Segundo o radialista, meu nome surgiu de uma “insinuação” verbal fruto de uma conversa informal com alguém “do meu agrupamento”. Portanto, não é uma notícia. É um disse-me-disse, uma fofoca, divulgada sem a devida checagem prévia ou cuidado protocolar. Não fui consultado antes do meu nome ser citado, mas tive a oportunidade de, no ar, no mesmo programa, me posicionar sobre as insinuações.
Quero deixar registrado formalmente por aqui, para os que me seguem, tudo aquilo que falei no ar: Se as insinuações maldosas de que o estabelecimento é meu ou de algum familiar meu, ou que eu atuei nesta concessão se confirmarem, eu entrego o meu mandato imediatamente. Tenho a minha consciência tranquila e em paz. Arrasto para a minha vida pública um dos meus maiores patrimônios: a minha reputação. Portanto, agora quem quer que investigue, sou eu. Vou até o fim.

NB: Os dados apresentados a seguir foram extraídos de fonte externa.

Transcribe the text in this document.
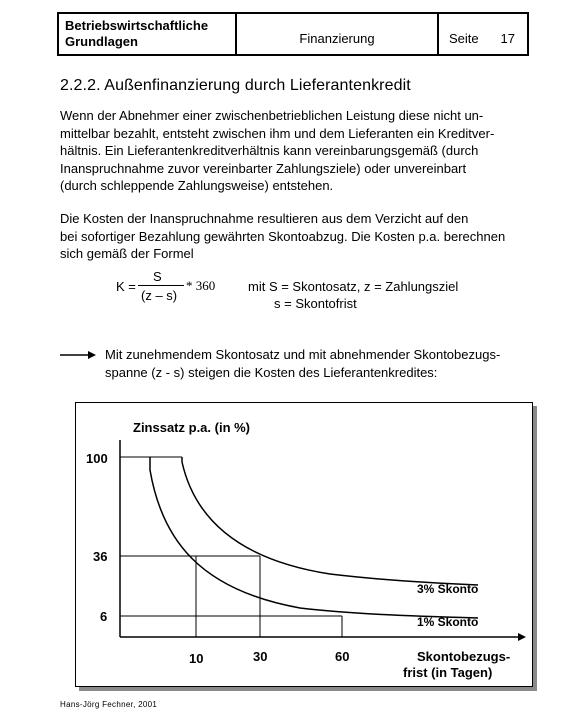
Betriebswirtschaftliche
Grundlagen	Finanzierung	Seite 17
2.2.2. Außenfinanzierung durch Lieferantenkredit
Wenn der Abnehmer einer zwischenbetrieblichen Leistung diese nicht un-
mittelbar bezahlt, entsteht zwischen ihm und dem Lieferanten ein Kreditver-
hältnis. Ein Lieferantenkreditverhältnis kann vereinbarungsgemäß (durch
Inanspruchnahme zuvor vereinbarter Zahlungsziele) oder unvereinbart
(durch schleppende Zahlungsweise) entstehen.
Die Kosten der Inanspruchnahme resultieren aus dem Verzicht auf den
bei sofortiger Bezahlung gewährten Skontoabzug. Die Kosten p.a. berechnen
sich gemäß der Formel
K =
S
(z – s)
* 360	mit S = Skontosatz, z = Zahlungsziel
s = Skontofrist
Mit zunehmendem Skontosatz und mit abnehmender Skontobezugs-
spanne (z - s) steigen die Kosten des Lieferantenkredites:
Zinssatz p.a. (in %)
100
36
6
10	30	60
3% Skonto
1% Skonto
Skontobezugs-
frist (in Tagen)
Hans-Jörg Fechner, 2001
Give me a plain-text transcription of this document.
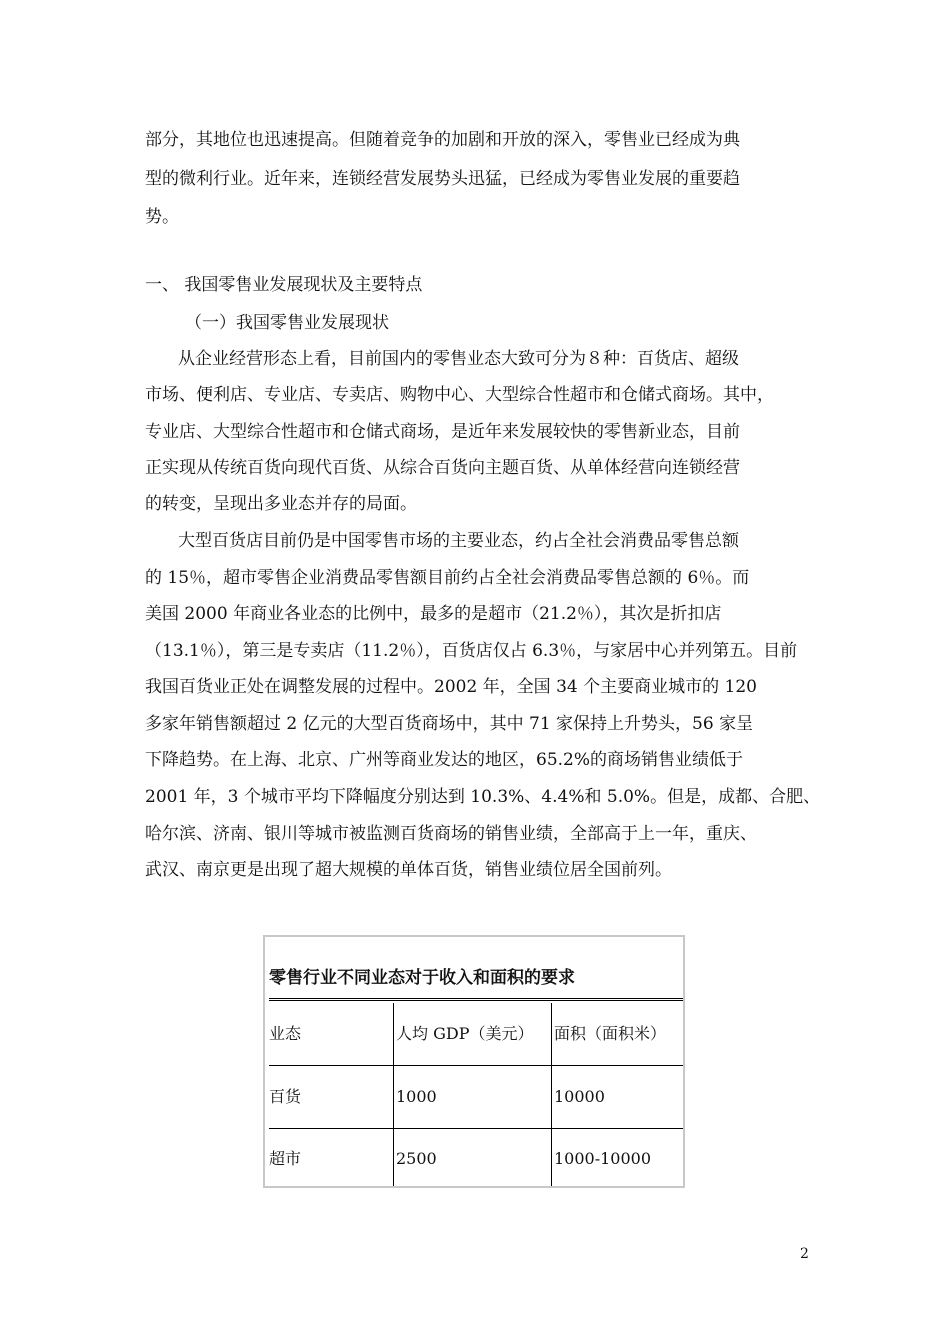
部分，其地位也迅速提高。但随着竞争的加剧和开放的深入，零售业已经成为典
型的微利行业。近年来，连锁经营发展势头迅猛，已经成为零售业发展的重要趋
势。
一、 我国零售业发展现状及主要特点
（一）我国零售业发展现状
从企业经营形态上看，目前国内的零售业态大致可分为８种：百货店、超级
市场、便利店、专业店、专卖店、购物中心、大型综合性超市和仓储式商场。其中，
专业店、大型综合性超市和仓储式商场，是近年来发展较快的零售新业态，目前
正实现从传统百货向现代百货、从综合百货向主题百货、从单体经营向连锁经营
的转变，呈现出多业态并存的局面。
大型百货店目前仍是中国零售市场的主要业态，约占全社会消费品零售总额
的 15％，超市零售企业消费品零售额目前约占全社会消费品零售总额的 6％。而
美国 2000 年商业各业态的比例中，最多的是超市（21.2％），其次是折扣店
（13.1％），第三是专卖店（11.2％），百货店仅占 6.3％，与家居中心并列第五。目前
我国百货业正处在调整发展的过程中。2002 年，全国 34 个主要商业城市的 120
多家年销售额超过 2 亿元的大型百货商场中，其中 71 家保持上升势头，56 家呈
下降趋势。在上海、北京、广州等商业发达的地区，65.2%的商场销售业绩低于
2001 年，3 个城市平均下降幅度分别达到 10.3%、4.4%和 5.0%。但是，成都、合肥、
哈尔滨、济南、银川等城市被监测百货商场的销售业绩，全部高于上一年，重庆、
武汉、南京更是出现了超大规模的单体百货，销售业绩位居全国前列。
零售行业不同业态对于收入和面积的要求
业态	人均 GDP（美元）	面积（面积米）
百货	1000	10000
超市	2500	1000-10000
2
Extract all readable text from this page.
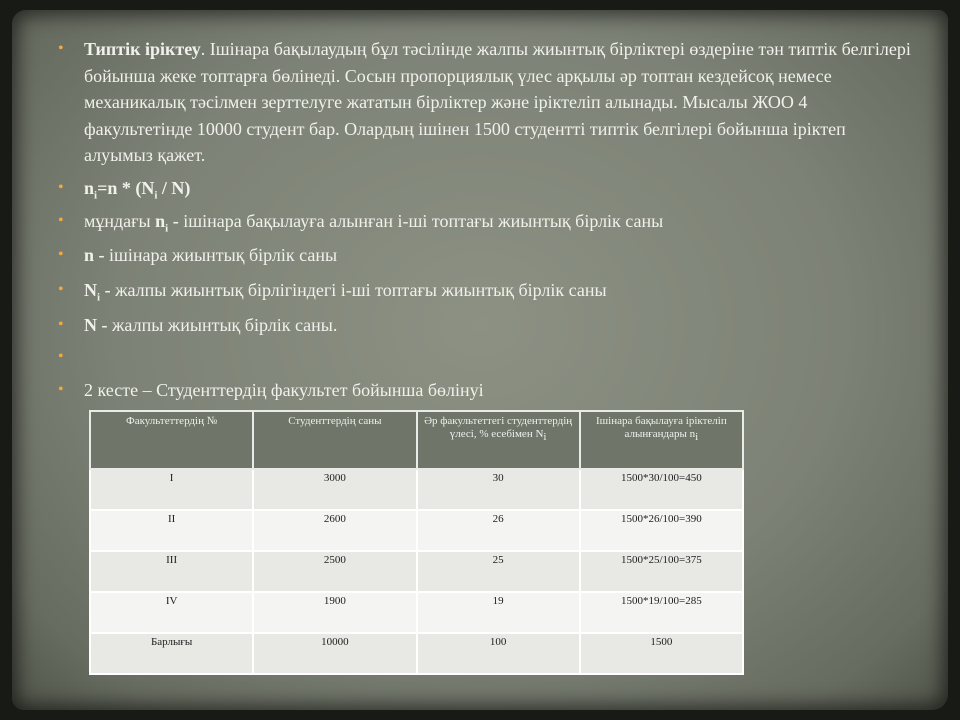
• Типтік іріктеу. Ішінара бақылаудың бұл тәсілінде жалпы жиынтық бірліктері өздеріне тән типтік белгілері бойынша жеке топтарға бөлінеді. Сосын пропорциялық үлес арқылы әр топтан кездейсоқ немесе механикалық тәсілмен зерттелуге жататын бірліктер және іріктеліп алынады. Мысалы ЖОО 4 факультетінде 10000 студент бар. Олардың ішінен 1500 студентті типтік белгілері бойынша іріктеп алуымыз қажет.
• $n_i=n * (N_i / N)$
• мұндағы $n_i$ - ішінара бақылауға алынған і-ші топтағы жиынтық бірлік саны
• n - ішінара жиынтық бірлік саны
• $N_i$ - жалпы жиынтық бірлігіндегі і-ші топтағы жиынтық бірлік саны
• N - жалпы жиынтық бірлік саны.
•
• 2 кесте – Студенттердің факультет бойынша бөлінуі
Факультеттердің №	Студенттердің саны	Әр факультеттегі студенттердің үлесі, % есебімен $N_i$	Ішінара бақылауға іріктеліп алынғандары $n_i$
I	3000	30	1500*30/100=450
II	2600	26	1500*26/100=390
III	2500	25	1500*25/100=375
IV	1900	19	1500*19/100=285
Барлығы	10000	100	1500
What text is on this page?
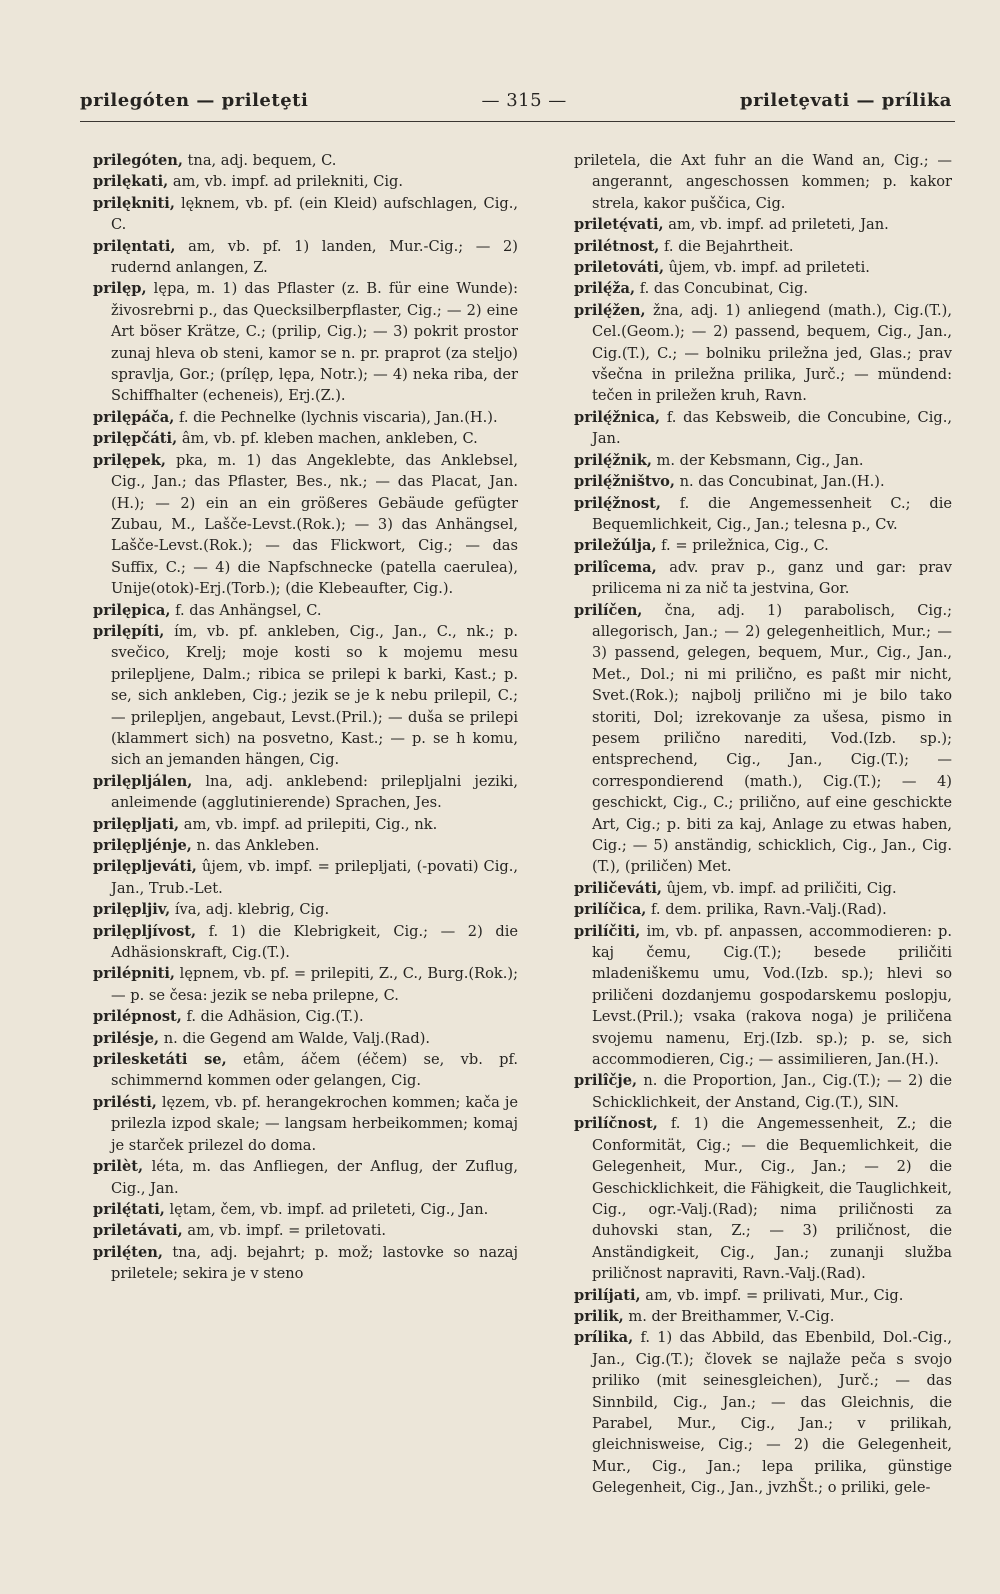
prilegóten — priletȩti	— 315 —	priletȩvati — prílika

prilegóten, tna, adj. bequem, C.

prilękati, am, vb. impf. ad prilekniti, Cig.

prilękniti, lęknem, vb. pf. (ein Kleid) aufschlagen, Cig., C.

prilęntati, am, vb. pf. 1) landen, Mur.-Cig.; — 2) rudernd anlangen, Z.

prilęp, lępa, m. 1) das Pflaster (z. B. für eine Wunde): živosrebrni p., das Quecksilberpflaster, Cig.; — 2) eine Art böser Krätze, C.; (prilip, Cig.); — 3) pokrit prostor zunaj hleva ob steni, kamor se n. pr. praprot (za steljo) spravlja, Gor.; (prílęp, lępa, Notr.); — 4) neka riba, der Schiffhalter (echeneis), Erj.(Z.).

prilępáča, f. die Pechnelke (lychnis viscaria), Jan.(H.).

prilępčáti, âm, vb. pf. kleben machen, ankleben, C.

prilępek, pka, m. 1) das Angeklebte, das Anklebsel, Cig., Jan.; das Pflaster, Bes., nk.; — das Placat, Jan.(H.); — 2) ein an ein größeres Gebäude gefügter Zubau, M., Lašče-Levst.(Rok.); — 3) das Anhängsel, Lašče-Levst.(Rok.); — das Flickwort, Cig.; — das Suffix, C.; — 4) die Napfschnecke (patella caerulea), Unije(otok)-Erj.(Torb.); (die Klebeaufter, Cig.).

prilępica, f. das Anhängsel, C.

prilępíti, ím, vb. pf. ankleben, Cig., Jan., C., nk.; p. svečico, Krelj; moje kosti so k mojemu mesu prilepljene, Dalm.; ribica se prilepi k barki, Kast.; p. se, sich ankleben, Cig.; jezik se je k nebu prilepil, C.; — prilepljen, angebaut, Levst.(Pril.); — duša se prilepi (klammert sich) na posvetno, Kast.; — p. se h komu, sich an jemanden hängen, Cig.

prilępljálen, lna, adj. anklebend: prilepljalni jeziki, anleimende (agglutinierende) Sprachen, Jes.

prilępljati, am, vb. impf. ad prilepiti, Cig., nk.

prilępljénje, n. das Ankleben.

prilępljeváti, ûjem, vb. impf. = prilepljati, (-povati) Cig., Jan., Trub.-Let.

prilępljiv, íva, adj. klebrig, Cig.

prilępljívost, f. 1) die Klebrigkeit, Cig.; — 2) die Adhäsionskraft, Cig.(T.).

prilépniti, lępnem, vb. pf. = prilepiti, Z., C., Burg.(Rok.); — p. se česa: jezik se neba prilepne, C.

prilépnost, f. die Adhäsion, Cig.(T.).

prilésje, n. die Gegend am Walde, Valj.(Rad).

prilesketáti se, etâm, áčem (éčem) se, vb. pf. schimmernd kommen oder gelangen, Cig.

prilésti, lęzem, vb. pf. herangekrochen kommen; kača je prilezla izpod skale; — langsam herbeikommen; komaj je starček prilezel do doma.

prilèt, léta, m. das Anfliegen, der Anflug, der Zuflug, Cig., Jan.

prilę́tati, lętam, čem, vb. impf. ad prileteti, Cig., Jan.

priletávati, am, vb. impf. = priletovati.

prilę́ten, tna, adj. bejahrt; p. mož; lastovke so nazaj priletele; sekira je v steno

priletela, die Axt fuhr an die Wand an, Cig.; — angerannt, angeschossen kommen; p. kakor strela, kakor puščica, Cig.

priletę́vati, am, vb. impf. ad prileteti, Jan.

prilétnost, f. die Bejahrtheit.

priletováti, ûjem, vb. impf. ad prileteti.

prilę́ža, f. das Concubinat, Cig.

prilę́žen, žna, adj. 1) anliegend (math.), Cig.(T.), Cel.(Geom.); — 2) passend, bequem, Cig., Jan., Cig.(T.), C.; — bolniku priležna jed, Glas.; prav všečna in priležna prilika, Jurč.; — mündend: tečen in priležen kruh, Ravn.

prilę́žnica, f. das Kebsweib, die Concubine, Cig., Jan.

prilę́žnik, m. der Kebsmann, Cig., Jan.

prilę́žništvo, n. das Concubinat, Jan.(H.).

prilę́žnost, f. die Angemessenheit C.; die Bequemlichkeit, Cig., Jan.; telesna p., Cv.

priležúlja, f. = priležnica, Cig., C.

prilîcema, adv. prav p., ganz und gar: prav prilicema ni za nič ta jestvina, Gor.

prilíčen, čna, adj. 1) parabolisch, Cig.; allegorisch, Jan.; — 2) gelegenheitlich, Mur.; — 3) passend, gelegen, bequem, Mur., Cig., Jan., Met., Dol.; ni mi prilično, es paßt mir nicht, Svet.(Rok.); najbolj prilično mi je bilo tako storiti, Dol; izrekovanje za ušesa, pismo in pesem prilično narediti, Vod.(Izb. sp.); entsprechend, Cig., Jan., Cig.(T.); — correspondierend (math.), Cig.(T.); — 4) geschickt, Cig., C.; prilično, auf eine geschickte Art, Cig.; p. biti za kaj, Anlage zu etwas haben, Cig.; — 5) anständig, schicklich, Cig., Jan., Cig.(T.), (priličen) Met.

priličeváti, ûjem, vb. impf. ad priličiti, Cig.

prilíčica, f. dem. prilika, Ravn.-Valj.(Rad).

prilíčiti, im, vb. pf. anpassen, accommodieren: p. kaj čemu, Cig.(T.); besede priličiti mladeniškemu umu, Vod.(Izb. sp.); hlevi so priličeni dozdanjemu gospodarskemu poslopju, Levst.(Pril.); vsaka (rakova noga) je priličena svojemu namenu, Erj.(Izb. sp.); p. se, sich accommodieren, Cig.; — assimilieren, Jan.(H.).

prilîčje, n. die Proportion, Jan., Cig.(T.); — 2) die Schicklichkeit, der Anstand, Cig.(T.), SlN.

prilíčnost, f. 1) die Angemessenheit, Z.; die Conformität, Cig.; — die Bequemlichkeit, die Gelegenheit, Mur., Cig., Jan.; — 2) die Geschicklichkeit, die Fähigkeit, die Tauglichkeit, Cig., ogr.-Valj.(Rad); nima priličnosti za duhovski stan, Z.; — 3) priličnost, die Anständigkeit, Cig., Jan.; zunanji služba priličnost napraviti, Ravn.-Valj.(Rad).

prilíjati, am, vb. impf. = prilivati, Mur., Cig.

prilik, m. der Breithammer, V.-Cig.

prílika, f. 1) das Abbild, das Ebenbild, Dol.-Cig., Jan., Cig.(T.); človek se najlaže peča s svojo priliko (mit seinesgleichen), Jurč.; — das Sinnbild, Cig., Jan.; — das Gleichnis, die Parabel, Mur., Cig., Jan.; v prilikah, gleichnisweise, Cig.; — 2) die Gelegenheit, Mur., Cig., Jan.; lepa prilika, günstige Gelegenheit, Cig., Jan., jvzhŠt.; o priliki, gele-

Já estávamos cientes de que ao longo do período eleitoral, muitas narrativas e ataques se levantariam, principalmente contra aqueles que não se dobram ao sistema. Acabou de acontecer com Flávio Bolsonaro e agora aconteceu comigo. Acionei a nossa assessoria jurídica para colaborar e acompanhar de perto o desenrolar deste assunto, para entregar à população de Aracaju a transparência necessária e darmos os verdadeiros nomes aos bois. Fake News aqui não se cria.